Normalmente, a concepção de uma reforma tributária leva em conta alguns princípios e objetivos: simplificação, equidade, progressividade desejada, melhoria da eficiência alocativa, dentre outros. Para que sejam atingidos, a taxação do consumo, das rendas e do patrimônio devem ser, além de coerentes individualmente, consistentes entre si, de forma a produzir um sistema harmônico.
O “normalmente” já não é tão frequente. Na semana passada, o governo apresentou alterações, que caminham na direção correta, à tributação da renda das pessoas físicas e jurídicas, como a redução do IRPJ, a taxação dos dividendos, e a maior isonomia na taxação de alguns instrumentos financeiros.
O problema está nos detalhes, e a formulação produziu um “pasticcio” que será altamente indigesto ao setor produtivo, com implicações para os investimentos e para o crescimento econômico futuro. É difícil crer, por exemplo, que a brutal elevação que calcula-se para a tributação das empresas no lucro presumido (de 34% para 49%) ou que a definição de uma alíquota média sobre o lucro distribuído superior à da OCDE terá viés pró-crescimento.

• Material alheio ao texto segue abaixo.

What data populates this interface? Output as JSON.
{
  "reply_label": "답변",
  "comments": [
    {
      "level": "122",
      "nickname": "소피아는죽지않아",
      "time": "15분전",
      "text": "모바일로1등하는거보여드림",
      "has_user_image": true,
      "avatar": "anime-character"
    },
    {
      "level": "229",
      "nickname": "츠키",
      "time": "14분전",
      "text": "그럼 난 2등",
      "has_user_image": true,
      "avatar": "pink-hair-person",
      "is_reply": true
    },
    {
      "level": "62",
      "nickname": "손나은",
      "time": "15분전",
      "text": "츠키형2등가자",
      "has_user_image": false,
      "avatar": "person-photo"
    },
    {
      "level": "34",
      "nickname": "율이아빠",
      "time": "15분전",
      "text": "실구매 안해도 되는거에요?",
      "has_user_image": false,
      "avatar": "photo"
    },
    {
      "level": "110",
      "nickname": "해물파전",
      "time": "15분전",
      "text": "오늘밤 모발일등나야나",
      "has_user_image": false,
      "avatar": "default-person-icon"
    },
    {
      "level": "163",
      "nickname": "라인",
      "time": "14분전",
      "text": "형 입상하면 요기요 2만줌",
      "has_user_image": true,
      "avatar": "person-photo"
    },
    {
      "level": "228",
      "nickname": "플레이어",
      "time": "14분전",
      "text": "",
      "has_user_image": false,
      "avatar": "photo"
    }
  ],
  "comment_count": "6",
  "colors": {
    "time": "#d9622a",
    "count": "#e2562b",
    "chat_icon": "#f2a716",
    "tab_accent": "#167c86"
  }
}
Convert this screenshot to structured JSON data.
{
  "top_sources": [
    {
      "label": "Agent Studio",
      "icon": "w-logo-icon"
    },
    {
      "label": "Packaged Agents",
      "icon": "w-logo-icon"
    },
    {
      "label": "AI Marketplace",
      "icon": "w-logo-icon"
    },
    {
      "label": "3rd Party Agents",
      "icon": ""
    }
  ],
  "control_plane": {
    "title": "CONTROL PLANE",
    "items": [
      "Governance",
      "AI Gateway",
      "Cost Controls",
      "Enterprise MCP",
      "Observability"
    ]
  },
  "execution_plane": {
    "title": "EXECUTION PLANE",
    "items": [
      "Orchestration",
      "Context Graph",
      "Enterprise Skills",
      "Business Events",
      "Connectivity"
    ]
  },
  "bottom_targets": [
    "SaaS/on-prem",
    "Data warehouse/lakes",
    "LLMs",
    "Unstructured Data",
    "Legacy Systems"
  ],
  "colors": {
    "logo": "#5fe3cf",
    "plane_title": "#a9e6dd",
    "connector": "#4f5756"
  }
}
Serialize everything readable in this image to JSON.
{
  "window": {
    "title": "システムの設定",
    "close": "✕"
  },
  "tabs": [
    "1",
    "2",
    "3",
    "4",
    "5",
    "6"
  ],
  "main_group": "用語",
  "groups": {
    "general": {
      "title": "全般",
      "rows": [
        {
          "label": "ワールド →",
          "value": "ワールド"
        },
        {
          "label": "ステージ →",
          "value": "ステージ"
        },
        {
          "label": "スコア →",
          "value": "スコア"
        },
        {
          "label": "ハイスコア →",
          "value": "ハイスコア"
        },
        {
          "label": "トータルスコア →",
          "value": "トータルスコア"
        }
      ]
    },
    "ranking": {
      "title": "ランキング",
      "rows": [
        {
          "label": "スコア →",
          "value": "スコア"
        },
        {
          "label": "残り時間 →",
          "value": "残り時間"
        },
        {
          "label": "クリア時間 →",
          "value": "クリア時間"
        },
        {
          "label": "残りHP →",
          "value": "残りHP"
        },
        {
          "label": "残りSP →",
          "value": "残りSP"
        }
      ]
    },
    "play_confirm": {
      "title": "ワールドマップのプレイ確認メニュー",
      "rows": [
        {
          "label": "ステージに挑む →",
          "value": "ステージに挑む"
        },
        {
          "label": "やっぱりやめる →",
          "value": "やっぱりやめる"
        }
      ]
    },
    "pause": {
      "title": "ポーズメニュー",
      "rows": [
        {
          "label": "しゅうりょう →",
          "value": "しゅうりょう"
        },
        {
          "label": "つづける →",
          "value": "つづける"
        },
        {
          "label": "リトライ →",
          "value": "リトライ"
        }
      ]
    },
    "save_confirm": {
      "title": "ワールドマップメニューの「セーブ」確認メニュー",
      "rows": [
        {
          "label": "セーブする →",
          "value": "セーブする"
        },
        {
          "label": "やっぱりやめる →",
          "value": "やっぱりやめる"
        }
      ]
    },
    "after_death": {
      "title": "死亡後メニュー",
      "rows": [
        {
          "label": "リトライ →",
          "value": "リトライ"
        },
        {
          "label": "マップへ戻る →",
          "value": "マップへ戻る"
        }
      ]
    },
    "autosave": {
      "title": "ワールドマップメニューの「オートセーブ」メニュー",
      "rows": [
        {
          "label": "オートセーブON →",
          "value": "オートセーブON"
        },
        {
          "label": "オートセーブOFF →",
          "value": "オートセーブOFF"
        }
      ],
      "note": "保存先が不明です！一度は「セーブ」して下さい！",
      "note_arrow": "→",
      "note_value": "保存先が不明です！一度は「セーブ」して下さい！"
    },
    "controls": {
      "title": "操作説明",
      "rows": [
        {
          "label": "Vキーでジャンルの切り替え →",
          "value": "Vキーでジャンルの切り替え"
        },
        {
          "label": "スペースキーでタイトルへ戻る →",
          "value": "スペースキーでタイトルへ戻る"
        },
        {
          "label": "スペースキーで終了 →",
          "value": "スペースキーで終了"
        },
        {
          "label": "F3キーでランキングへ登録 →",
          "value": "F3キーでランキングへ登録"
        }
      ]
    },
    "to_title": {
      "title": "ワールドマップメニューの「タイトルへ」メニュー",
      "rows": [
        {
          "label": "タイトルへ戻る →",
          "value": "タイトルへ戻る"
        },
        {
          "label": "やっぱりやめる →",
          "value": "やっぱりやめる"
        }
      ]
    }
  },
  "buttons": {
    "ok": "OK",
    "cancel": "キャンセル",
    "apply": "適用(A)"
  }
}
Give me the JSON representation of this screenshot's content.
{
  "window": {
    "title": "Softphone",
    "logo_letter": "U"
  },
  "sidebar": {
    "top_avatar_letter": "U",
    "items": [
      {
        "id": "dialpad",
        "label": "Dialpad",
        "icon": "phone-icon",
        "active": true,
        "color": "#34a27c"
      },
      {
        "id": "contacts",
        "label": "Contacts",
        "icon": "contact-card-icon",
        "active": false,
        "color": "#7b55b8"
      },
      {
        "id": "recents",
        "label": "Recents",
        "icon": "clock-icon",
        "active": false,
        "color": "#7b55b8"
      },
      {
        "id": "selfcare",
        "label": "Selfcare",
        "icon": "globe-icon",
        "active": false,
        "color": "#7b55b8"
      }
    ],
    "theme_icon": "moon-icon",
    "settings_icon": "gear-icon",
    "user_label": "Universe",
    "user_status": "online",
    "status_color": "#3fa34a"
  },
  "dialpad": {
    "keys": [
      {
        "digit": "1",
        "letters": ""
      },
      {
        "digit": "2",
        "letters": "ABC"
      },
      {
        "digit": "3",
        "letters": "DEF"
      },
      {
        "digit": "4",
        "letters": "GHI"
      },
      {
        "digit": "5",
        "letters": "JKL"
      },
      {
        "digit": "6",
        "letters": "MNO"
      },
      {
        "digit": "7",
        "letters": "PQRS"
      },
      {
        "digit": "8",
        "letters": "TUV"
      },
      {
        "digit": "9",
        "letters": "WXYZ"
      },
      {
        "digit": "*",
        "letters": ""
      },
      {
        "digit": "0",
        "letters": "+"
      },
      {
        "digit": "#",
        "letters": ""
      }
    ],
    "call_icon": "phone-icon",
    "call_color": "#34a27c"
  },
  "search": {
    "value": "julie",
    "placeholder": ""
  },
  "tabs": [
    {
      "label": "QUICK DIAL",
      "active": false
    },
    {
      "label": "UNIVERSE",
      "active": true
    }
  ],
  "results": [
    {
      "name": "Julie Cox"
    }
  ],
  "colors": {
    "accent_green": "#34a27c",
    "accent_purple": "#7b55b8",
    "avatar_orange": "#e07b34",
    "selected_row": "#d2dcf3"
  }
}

Há duas interpretações: a correção da tabela do IR é uma medida eleitoreira (de eficácia duvidosa) encomendada pelo Planalto. Para viabilizá-la fiscalmente, produziu-se tal resultado. Disso se depreenderia, também, que o Ministério da Economia abriu mão de seu papel, eficaz até então, de barrar as “grandes ideias” que todos sabemos como termina.
A interpretação caridosa é que a versão submetida não passou pelos ajustes finais, aqueles onde as implicações para a dinâmica dos investimentos, produtividade e crescimento econômico são explicitadas aos interessados de forma a estabelecer limites ao que é possível ser feito. Iria para a conta das trapalhadas, como a finada ideia do uso de precatórios para financiar a expansão de programas sociais.
Se não for isso, teremos de aguardar os argumentos que defendem as escolhas e seus impactos. Será curioso para um governo dito pró-mercado que combate a má alocação de recursos (e que conta até com simpatizantes do inusitado “imposto é roubo”). Nada do que está ali é indefensável.
A progressividade do sistema e o tamanho da mordida em cada grupo são escolhas normativas. É apenas um caminho estranho ao que se defendeu até aqui e que onera ainda mais o setor produtivo em favor de uma fração (de tamanho incerto) da classe média.
Se a versão caridosa for a verdadeira, paciência. Coloca-se a conta no sujeito oculto que a produziu, e busca-se interlocução com a sociedade para que o projeto final seja melhor calibrado.